2.          No Lender shall be required to fund any Grid Advance in the event that (a) the representations and warranties set forth in the Credit Agreement are not true in all material respects, or (b) any Default or Event of Default has occurred or is continuing, (c) such request, if funded in its entirety, would result in the aggregate principal amount of Grid Advances then outstanding to exceed the Maximum Amount, or (d) if Lender has not approved the bi-monthly budget proposed by Borrower.

3.          Each Lender’s commitment to fund Grid Advances from time to time shall be in the amounts and proportions set forth on Exhibit I, attached hereto.  Each Lender’s proportion of the committed Maximum Amount shall be evidenced by a promissory note in substantially the form attached hereto as Exhibit II (the “Promissory Note”).

4.          The outstanding principal balance of the Grid Advances shall bear interest at the Fixed Rate specified in the Credit Agreement and shall be subject to the Default Interest Rate upon the occurrence of an Event of Default as defined in the Credit Agreement.

5.          Except as specifically provided in this amendment and as the context of this amendment otherwise may require to give effect to the intent and purposes of this amendment, the Credit Agreement shall remain in full force and effect without any other amendments or modifications.

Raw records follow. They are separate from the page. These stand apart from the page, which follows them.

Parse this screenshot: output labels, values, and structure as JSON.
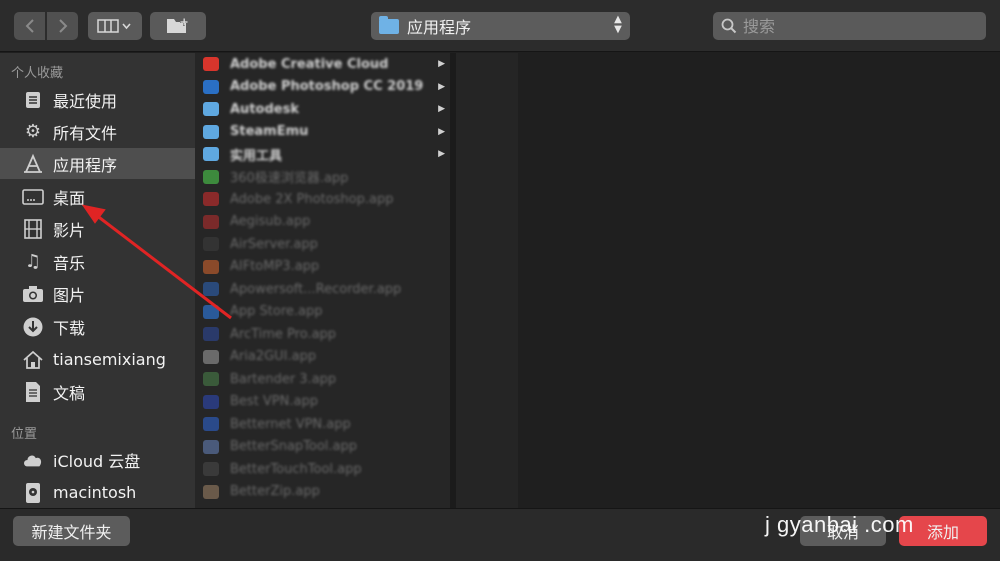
{
  "toolbar": {
    "view_icon": "column-view-icon",
    "location": "应用程序",
    "search_placeholder": "搜索"
  },
  "sidebar": {
    "favorites_heading": "个人收藏",
    "favorites": [
      {
        "label": "最近使用",
        "icon": "recents-icon"
      },
      {
        "label": "所有文件",
        "icon": "gear-icon"
      },
      {
        "label": "应用程序",
        "icon": "applications-icon",
        "selected": true
      },
      {
        "label": "桌面",
        "icon": "desktop-icon"
      },
      {
        "label": "影片",
        "icon": "film-icon"
      },
      {
        "label": "音乐",
        "icon": "music-note-icon"
      },
      {
        "label": "图片",
        "icon": "camera-icon"
      },
      {
        "label": "下载",
        "icon": "download-icon"
      },
      {
        "label": "tiansemixiang",
        "icon": "home-icon"
      },
      {
        "label": "文稿",
        "icon": "document-icon"
      }
    ],
    "locations_heading": "位置",
    "locations": [
      {
        "label": "iCloud 云盘",
        "icon": "cloud-icon"
      },
      {
        "label": "macintosh",
        "icon": "disk-icon"
      }
    ]
  },
  "files": [
    {
      "name": "Adobe Creative Cloud",
      "kind": "folder",
      "color": "#d8352c"
    },
    {
      "name": "Adobe Photoshop CC 2019",
      "kind": "folder",
      "color": "#2a6fc4"
    },
    {
      "name": "Autodesk",
      "kind": "folder",
      "color": "#5fa8e0"
    },
    {
      "name": "SteamEmu",
      "kind": "folder",
      "color": "#5fa8e0"
    },
    {
      "name": "实用工具",
      "kind": "folder",
      "color": "#5fa8e0"
    },
    {
      "name": "360极速浏览器.app",
      "kind": "app",
      "color": "#3d8a3d"
    },
    {
      "name": "Adobe 2X Photoshop.app",
      "kind": "app",
      "color": "#8a2a2a"
    },
    {
      "name": "Aegisub.app",
      "kind": "app",
      "color": "#7a2a2a"
    },
    {
      "name": "AirServer.app",
      "kind": "app",
      "color": "#333333"
    },
    {
      "name": "AIFtoMP3.app",
      "kind": "app",
      "color": "#8a4a2a"
    },
    {
      "name": "Apowersoft...Recorder.app",
      "kind": "app",
      "color": "#2a4a7a"
    },
    {
      "name": "App Store.app",
      "kind": "app",
      "color": "#2a5a9a"
    },
    {
      "name": "ArcTime Pro.app",
      "kind": "app",
      "color": "#2a3a6a"
    },
    {
      "name": "Aria2GUI.app",
      "kind": "app",
      "color": "#6a6a6a"
    },
    {
      "name": "Bartender 3.app",
      "kind": "app",
      "color": "#3a5a3a"
    },
    {
      "name": "Best VPN.app",
      "kind": "app",
      "color": "#2a3a7a"
    },
    {
      "name": "Betternet VPN.app",
      "kind": "app",
      "color": "#2a4a8a"
    },
    {
      "name": "BetterSnapTool.app",
      "kind": "app",
      "color": "#4a5a7a"
    },
    {
      "name": "BetterTouchTool.app",
      "kind": "app",
      "color": "#3a3a3a"
    },
    {
      "name": "BetterZip.app",
      "kind": "app",
      "color": "#6a5a4a"
    }
  ],
  "bottom": {
    "new_folder": "新建文件夹",
    "cancel": "取消",
    "add": "添加",
    "watermark": "j gyanbai .com"
  },
  "colors": {
    "accent_add": "#e5464b",
    "annotation_arrow": "#e02424",
    "folder_blue": "#6fb2e6"
  }
}
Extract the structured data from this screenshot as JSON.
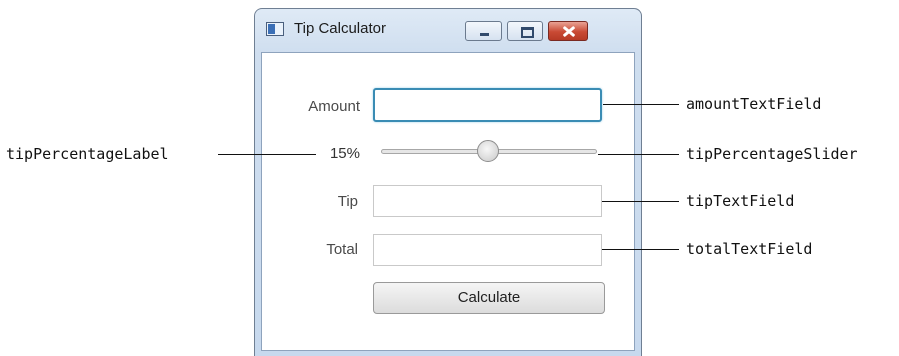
{
  "window": {
    "title": "Tip Calculator",
    "minimize": "minimize",
    "maximize": "maximize",
    "close": "close"
  },
  "form": {
    "amount_label": "Amount",
    "amount_value": "",
    "tip_percentage": "15%",
    "tip_label": "Tip",
    "tip_value": "",
    "total_label": "Total",
    "total_value": "",
    "calculate_label": "Calculate"
  },
  "slider": {
    "value": 15,
    "min": 0,
    "max": 30
  },
  "annotations": {
    "tip_percentage_label": "tipPercentageLabel",
    "amount_text_field": "amountTextField",
    "tip_percentage_slider": "tipPercentageSlider",
    "tip_text_field": "tipTextField",
    "total_text_field": "totalTextField"
  },
  "colors": {
    "focus_border": "#3a8cb4",
    "close_button": "#c94a34",
    "window_frame": "#cfdeef"
  }
}
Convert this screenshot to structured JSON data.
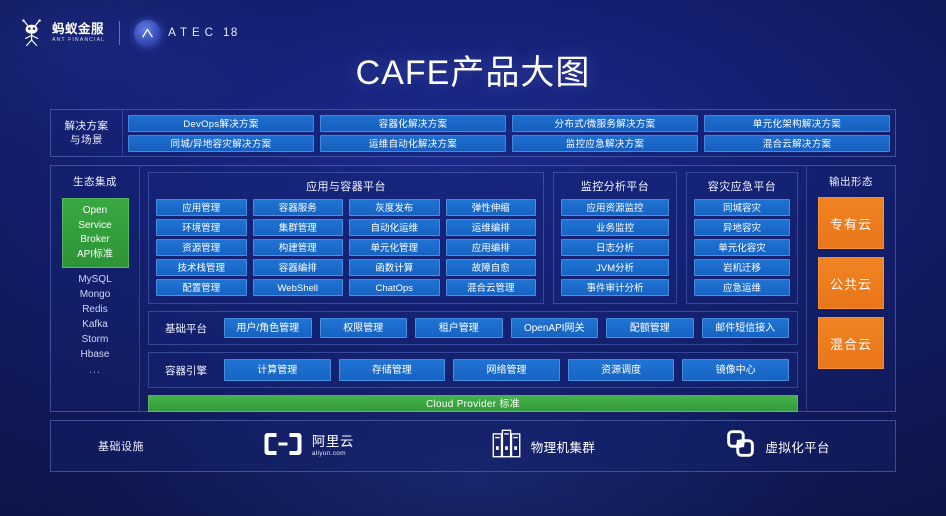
{
  "header": {
    "brand_cn": "蚂蚁金服",
    "brand_en": "ANT FINANCIAL",
    "event_letters": "ATEC",
    "event_year": "18",
    "title": "CAFE产品大图"
  },
  "solutions": {
    "label_line1": "解决方案",
    "label_line2": "与场景",
    "row1": [
      "DevOps解决方案",
      "容器化解决方案",
      "分布式/微服务解决方案",
      "单元化架构解决方案"
    ],
    "row2": [
      "同城/异地容灾解决方案",
      "运维自动化解决方案",
      "监控应急解决方案",
      "混合云解决方案"
    ]
  },
  "ecosystem": {
    "title": "生态集成",
    "standard_box": [
      "Open",
      "Service",
      "Broker",
      "API标准"
    ],
    "items": [
      "MySQL",
      "Mongo",
      "Redis",
      "Kafka",
      "Storm",
      "Hbase",
      "..."
    ]
  },
  "platforms": [
    {
      "title": "应用与容器平台",
      "columns": [
        [
          "应用管理",
          "环境管理",
          "资源管理",
          "技术栈管理",
          "配置管理"
        ],
        [
          "容器服务",
          "集群管理",
          "构建管理",
          "容器编排",
          "WebShell"
        ],
        [
          "灰度发布",
          "自动化运维",
          "单元化管理",
          "函数计算",
          "ChatOps"
        ],
        [
          "弹性伸缩",
          "运维编排",
          "应用编排",
          "故障自愈",
          "混合云管理"
        ]
      ]
    },
    {
      "title": "监控分析平台",
      "columns": [
        [
          "应用资源监控",
          "业务监控",
          "日志分析",
          "JVM分析",
          "事件审计分析"
        ]
      ]
    },
    {
      "title": "容灾应急平台",
      "columns": [
        [
          "同城容灾",
          "异地容灾",
          "单元化容灾",
          "岩机迁移",
          "应急运维"
        ]
      ]
    }
  ],
  "base_platform": {
    "label": "基础平台",
    "items": [
      "用户/角色管理",
      "权限管理",
      "租户管理",
      "OpenAPI网关",
      "配额管理",
      "邮件短信接入"
    ]
  },
  "container_engine": {
    "label": "容器引擎",
    "items": [
      "计算管理",
      "存储管理",
      "网络管理",
      "资源调度",
      "镜像中心"
    ],
    "provider_bar": "Cloud Provider 标准"
  },
  "output_forms": {
    "title": "输出形态",
    "items": [
      "专有云",
      "公共云",
      "混合云"
    ]
  },
  "infrastructure": {
    "label": "基础设施",
    "items": [
      {
        "icon": "aliyun-logo-icon",
        "name_cn": "阿里云",
        "name_en": "aliyun.com"
      },
      {
        "icon": "server-rack-icon",
        "name_cn": "物理机集群",
        "name_en": ""
      },
      {
        "icon": "virtualization-icon",
        "name_cn": "虚拟化平台",
        "name_en": ""
      }
    ]
  },
  "colors": {
    "background": "#141f72",
    "cell_blue": "#1a6cc8",
    "green": "#2f9a3a",
    "orange": "#ee7c1e",
    "text": "#ffffff"
  }
}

6.          This amendment may be executed in two or more counterparts, all of which when taken together shall be considered one and the same agreement. In the event that any signature is delivered by facsimile transmission or by e-mail delivery of a “.pdf” format data file, such signature shall create a valid and binding obligation of the party executing (or on whose behalf such signature is executed) with the same force and effect as if such facsimile or “.pdf” signature page were an original thereof.

7.          This amendment shall be governed by, and construed and enforced in accordance with, the internal laws of the State of Delaware, without regard to the principles of conflicts of law thereof.

[Signature Page Follows]

 

 

	 	
Very truly yours,

	 
	 	 	 	 
	 	
KALOBIOS PHARMACEUTICALS, INC.

	 
	 	 	 	 
	 	 	 	 
	 	
By:

	
/s/ Cameron Durrant, M.D.

	 
	 	
Name: 

	
Cameron Durrant, M.D.

	 
	 	
Title:

	
Chief Executive Officer

	 

 

 

	
ACKNOWLEDGED AND AGREED:

	 
	 	 	 
	
BLACK HORSE CAPITAL LP

	 
	 	 	 
	 	 	 
	
By:

	
/s/ Dale Chappell

	 
	
Name: 

	
Dale Chappell

	 
	
Title:

	
Manager of the GP

	 
	 	 	 
	 	 	 
	
BLACK HORSE CAPITAL MASTER FUND LTD.

	 
	 	 	 
	 	 	 
	
By:

	
/s/ Dale Chappell

	 
	
Name: 

	
Dale Chappell

	 
	
Title:

	
Director

	 
	 	 	 
	 	 	 
	
CHEVAL HOLDINGS, LTD.

	 
	 	 	 
	 	 	 
	
By:

	
/s/ Dale Chappell

	 
	
Name: 

	
Dale Chappell

	 
	
Title:

	
Director

	 
	 	 	 
	
NOMIS BAY LTD

	 
	 	 	 
	 	 	 
	
By:

	
/s/ Peter Poole

	 
	
Name: 

	
Peter Poole

	 
	
Title:

	
Director

	 

 

 

Exhibit I

Lender Amounts

	
Lender

	
Maximum Amount

	
Grid Advance Percentages

	
Nomis Bay LTD

	
$2,717,391.50

	
50.00%

	
Black Horse Capital

Master Fund Ltd.

	
$1,086,956.60

	
20.00%

	
Cheval Holdings, Ltd.

	
$1,164,674.00

	
21.43%

	
Black Horse Capital LP

	
$465,760.90

	
8.57%

	
Totals

	
$5,434,783.00

	
100%

 

 

Exhibit II

Form of Promissory Note

GRID ADVANCE NOTE

 $____________

 ____________, 2017

FOR VALUE RECEIVED, KALOBIOS PHARMACEUTICALS, INC., a Delaware corporation  (“Borrower”), hereby unconditionally promises to pay to the order of  _____________, a _____________ (together with its successors and assigns,  “Lender”) at the office of Lender at ____________________, or at such other place as Lender may from time to time designate in writing to Borrower, in  lawful money of the United States of America and in immediately available funds, the principal sum of up to ________________ and No/100 Dollars ($____________) or, if less, the aggregate unpaid principal amount of the portion of the Grid Advances made by Lender to Borrower under the terms of that certain Credit and Security Agreement, dated as of December 21, 2016 (as amended, restated, supplemented or  otherwise modified from time to time, the “Credit Agreement”), by and among  Borrower, Lender, various other lenders as are, or may from time to time become,  parties thereto as “Lenders” (including without limitation, Lender) and Black  Horse Capital Master Fund Ltd., individually as a Lender, and as administrative  agent (in such capacity and together with its successors and assigns, “Agent”).

All capitalized terms used herein (which are not otherwise specifically defined herein) shall be used in this Grid Advance Note (this “Note”) as defined in the Credit Agreement.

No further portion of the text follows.